The development of the regional biocontainment laboratory network is part of the NIH biodefense research program, undertaken in response to the anthrax attacks in 2001. Those attacks “were a sobering reminder that the threat of deliberately released microbes can be used as a form of terrorism,” Hugh Auchincloss, deputy director of the National Institute of Allergy and Infectious Diseases, which is part of NIH, told a congressional oversight committee in 2007.
“Moreover, naturally occurring microbial outbreaks pose a serious threat to domestic and global health,” he said, citing the 2003 severe acute respiratory syndrome (SARS) pandemic, which rapidly spread from the Guangdong province of China to 37 other countries, and the ongoing outbreaks of avian influenza and drug-resistant tuberculosis. These outbreaks, Auchincloss told the congressional committee, “have reminded us that defense against naturally emerging microbes must be a top national priority.”
In 2002, the National Institute of Allergy and Infectious Diseases established a competitive program to fund the design, construction and commissioning of biocontainment laboratories around the country, from Massachusetts to Hawaii, to conduct research on pathogens.
Why locate a BSL-3 facility at a veterinary school? In her remarks at the dedication, Deborah T. Kochevar, dean of the Cummings School, said that veterinary researchers bring special expertise to understanding infectious diseases, which kill 14 million to 17 million people around the world every year. Seventy percent of newly emerging infectious diseases are zoonotic—that is they move from both wild and domestic animals to humans.
“The great strengths of the central Massachusetts and greater Boston research communities are collegiality and cooperation,” Kochevar said. She and other Tufts officials are anticipating that the new facility will be the anchor tenant of the Grafton Science Park, a 100-acre parcel with 702,000 square feet of developable space where firms doing similar work can locate, providing new tax revenue for the town of Grafton and creating a critical mass of life-science researchers.
That collegiality was evident at the scientific symposium that followed the dedication of the NE-RBL, as scientists from the National Institute of Allergy and Infectious Diseases (NIAID), the medical schools at Harvard, Boston University and the University of Massachusetts and the Cummings School presented their scholarly work.

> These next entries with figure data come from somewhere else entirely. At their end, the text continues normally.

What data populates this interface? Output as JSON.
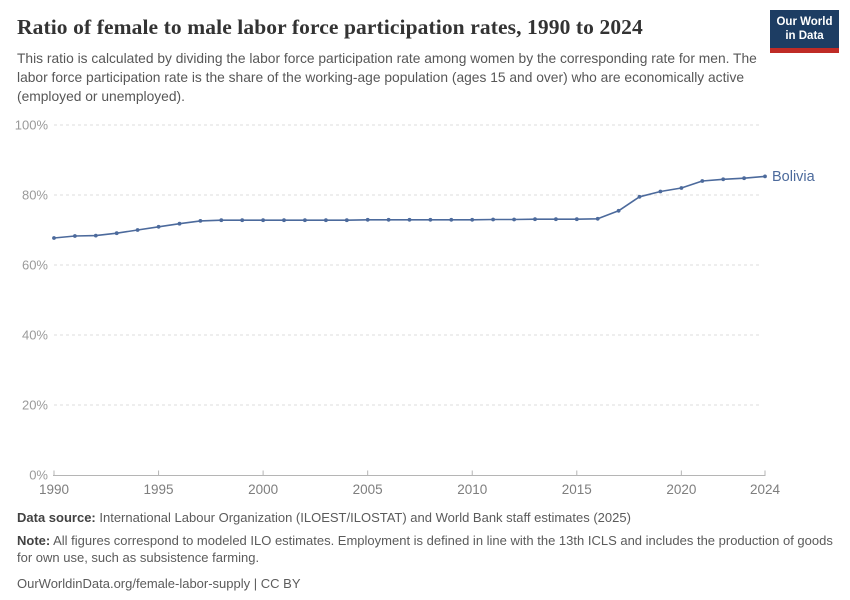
{
  "header": {
    "title": "Ratio of female to male labor force participation rates, 1990 to 2024",
    "subtitle": "This ratio is calculated by dividing the labor force participation rate among women by the corresponding rate for men. The labor force participation rate is the share of the working-age population (ages 15 and over) who are economically active (employed or unemployed).",
    "logo": {
      "line1": "Our World",
      "line2": "in Data",
      "bg_color": "#1d3d63",
      "accent_color": "#bf2b26"
    }
  },
  "chart_data": {
    "type": "line",
    "title": "Ratio of female to male labor force participation rates, 1990 to 2024",
    "xlabel": "",
    "ylabel": "",
    "xlim": [
      1990,
      2024
    ],
    "ylim": [
      0,
      100
    ],
    "grid": "horizontal-dashed",
    "legend_position": "end-of-line-label",
    "xticks": [
      1990,
      1995,
      2000,
      2005,
      2010,
      2015,
      2020,
      2024
    ],
    "yticks": [
      {
        "value": 0,
        "label": "0%"
      },
      {
        "value": 20,
        "label": "20%"
      },
      {
        "value": 40,
        "label": "40%"
      },
      {
        "value": 60,
        "label": "60%"
      },
      {
        "value": 80,
        "label": "80%"
      },
      {
        "value": 100,
        "label": "100%"
      }
    ],
    "series": [
      {
        "name": "Bolivia",
        "color": "#4c6a9c",
        "x": [
          1990,
          1991,
          1992,
          1993,
          1994,
          1995,
          1996,
          1997,
          1998,
          1999,
          2000,
          2001,
          2002,
          2003,
          2004,
          2005,
          2006,
          2007,
          2008,
          2009,
          2010,
          2011,
          2012,
          2013,
          2014,
          2015,
          2016,
          2017,
          2018,
          2019,
          2020,
          2021,
          2022,
          2023,
          2024
        ],
        "values": [
          67.7,
          68.3,
          68.4,
          69.1,
          70.0,
          70.9,
          71.8,
          72.6,
          72.8,
          72.8,
          72.8,
          72.8,
          72.8,
          72.8,
          72.8,
          72.9,
          72.9,
          72.9,
          72.9,
          72.9,
          72.9,
          73.0,
          73.0,
          73.1,
          73.1,
          73.1,
          73.2,
          75.5,
          79.5,
          81.0,
          82.0,
          84.0,
          84.5,
          84.8,
          85.3
        ]
      }
    ]
  },
  "footer": {
    "source_label": "Data source:",
    "source_text": " International Labour Organization (ILOEST/ILOSTAT) and World Bank staff estimates (2025)",
    "note_label": "Note:",
    "note_text": " All figures correspond to modeled ILO estimates. Employment is defined in line with the 13th ICLS and includes the production of goods for own use, such as subsistence farming.",
    "url": "OurWorldinData.org/female-labor-supply",
    "separator": "|",
    "license": "CC BY"
  }
}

“Major public health threats are a national security matter, whether they are political or from Mother Nature,” Michael Kurilla, director of the Office of Biodefense Research Activities at NIAID, said at the symposium. “The expectation for 21st-century science and medicine requires 21st-century facilities. You at Tufts have this facility now, and it will continue to push forward the frontiers of science.”